Best practice for custom requirements
Often when looking at open source options like Drupal, GovCMS or CKAN, the core modules don’t meet all your requirements. So what’s the best practice for implementing your required functionality?
Searching for a solution
When embarking on a digital project, one of the first steps is to assess different technological solutions to see if they meet your needs. Often our clients already have a target system in mind (usually Drupal or a specific flavour of Drupal such as GovCMS) but they’re not sure if the target system will meet all their requirements.
The first step when assessing a product’s suitability for your project is a viability study to see how well the out-of-box features track against your requirements. You might focus on one product or compare more than one to see which is the best fit. For example, we often do GovCMS SaaS vs PaaS and Drupal viability assessments to help clients find the best content management system (CMS) for them. Same goes for CKAN, where we’ll conduct a viability assessment to determine how well our customer’s requirements fit out-of-the-box.
Requirements and specifications
We usually start with the requirements, analyse what extensions/modules to use for the requirements and work out what functionalities will need to be written/coded. The result is the project specification.
How much coverage?
The reality is, it’s highly unlikely that any product will meet all of your business requirements in its out-of-the-box form. Most websites tend to have very specific functionality and business requirements. A viability study gives you an idea of the product’s percentage coverage. For example, maybe out-of-the-box CKAN covers 85% of your requirements. This means 15% of your requirements are not native to CKAN (not part of the out-of-the-box solution). Problem is, your business needs those things. Some tailoring is required, but what are your options?
Customise the core?
For many clients the first option that springs to mind is to customise the core components. However, we don’t recommend this. When you try to customise a product, it introduces a real risk of maintenance liabilities and a real risk of poor upgrade viability. Customisation may meet your immediate needs but it introduces long-term issues when trying to update or enhance your site/solution. It makes patching hard and expensive. It makes upgrades hard and expensive.
So you want to avoid ‘hacking’ the core of CKAN, GovCMS or Drupal (or any other open source offering) at all costs.
There are three main options open to you at this stage, specifically theme changes, third-party solutions and building your own module.
Can the requirement be met using a theme change? Often theme changes have a much lower risk of maintenance or patch upgrade issues. However, you will need to implement theme changes using best practices.

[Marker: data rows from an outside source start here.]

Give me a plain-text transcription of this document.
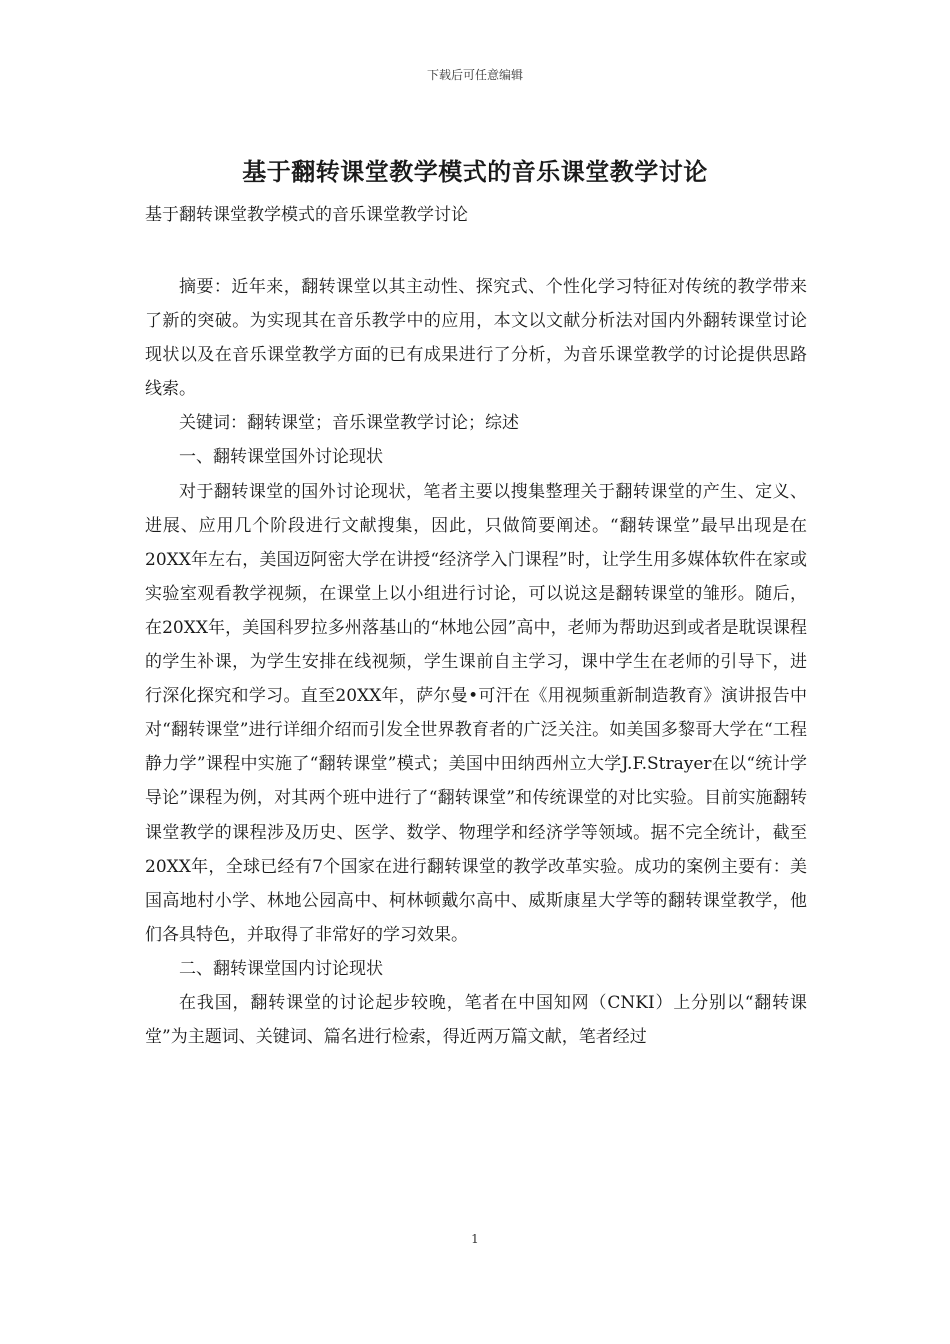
下载后可任意编辑
基于翻转课堂教学模式的音乐课堂教学讨论

基于翻转课堂教学模式的音乐课堂教学讨论

摘要：近年来，翻转课堂以其主动性、探究式、个性化学习特征对传统的教学带来了新的突破。为实现其在音乐教学中的应用，本文以文献分析法对国内外翻转课堂讨论现状以及在音乐课堂教学方面的已有成果进行了分析，为音乐课堂教学的讨论提供思路线索。

关键词：翻转课堂；音乐课堂教学讨论；综述

一、翻转课堂国外讨论现状

对于翻转课堂的国外讨论现状，笔者主要以搜集整理关于翻转课堂的产生、定义、进展、应用几个阶段进行文献搜集，因此，只做简要阐述。“翻转课堂”最早出现是在20XX年左右，美国迈阿密大学在讲授“经济学入门课程”时，让学生用多媒体软件在家或实验室观看教学视频，在课堂上以小组进行讨论，可以说这是翻转课堂的雏形。随后，在20XX年，美国科罗拉多州落基山的“林地公园”高中，老师为帮助迟到或者是耽误课程的学生补课，为学生安排在线视频，学生课前自主学习，课中学生在老师的引导下，进行深化探究和学习。直至20XX年，萨尔曼•可汗在《用视频重新制造教育》演讲报告中对“翻转课堂”进行详细介绍而引发全世界教育者的广泛关注。如美国多黎哥大学在“工程静力学”课程中实施了“翻转课堂”模式；美国中田纳西州立大学J.F.Strayer在以“统计学导论”课程为例，对其两个班中进行了“翻转课堂”和传统课堂的对比实验。目前实施翻转课堂教学的课程涉及历史、医学、数学、物理学和经济学等领域。据不完全统计，截至20XX年，全球已经有7个国家在进行翻转课堂的教学改革实验。成功的案例主要有：美国高地村小学、林地公园高中、柯林顿戴尔高中、威斯康星大学等的翻转课堂教学，他们各具特色，并取得了非常好的学习效果。

二、翻转课堂国内讨论现状

在我国，翻转课堂的讨论起步较晚，笔者在中国知网（CNKI）上分别以“翻转课堂”为主题词、关键词、篇名进行检索，得近两万篇文献，笔者经过

1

Is there a third-party module that already exists in the community that you could use and bake into your solution? When looking at this option, you’ll also need to consider the maintainer of the module. To assess how reputable the module is, ask these questions:
How popular is the module? (How many times has it been downloaded?)
Is there active community engagement around the module?
Is the maintainer responsive to community requests and feedback?
These are important questions and considerations. Open source is fantastic but if you use a third-party module, you are depending on the maintainer to keep it up to date.
What if a third-party module meets some of your requirements, but not all? Once you’ve qualified the module, you’ve got two options:
You can make generic enhancements that will then get contributed back and become part of the module the maintainer is offering. This needs a conversation with the maintainer to see if they’d find that feature desirable and if they’d consider maintaining the updated module once you’ve changed it.
You can also negotiate with the maintainer to implement the change for you (you’ll need to pay, but that also gets buy-in from the module owner/maintainer).
Build your own module
The final option to meet your required functionality is to build your own module. The best way to do this is to build a feature (whether it’s a module/extension or a plugin) in a generic way with good coding and implementation practices so you’re contributing a module to a community that would ideally adopt, enhance and maintain it with you. Going forward, you’ll be the official maintainer of the module, with a maintenance agreement so make sure you’re proactively maintaining it and proactively engaging the community.
Building your own module is probably the last resort but it avoids unique customisations to the core code and also brings other benefits, such as increased community engagement.
Salsa’s customisation policy
The best solution will strike a balance between not writing too much custom code but also not installing so many modules/extensions that you end up with an over-engineered application, with code for functionalities you don’t need.
We’ll always seek out native/out-of-the-box system functionality before suggesting the customisation route, due to the additional upfront costs, ongoing maintenance and loss of efficiencies when implementing or introducing customised development. By taking this approach we’re also greatly improving how easily you can upgrade and patch your system in the future.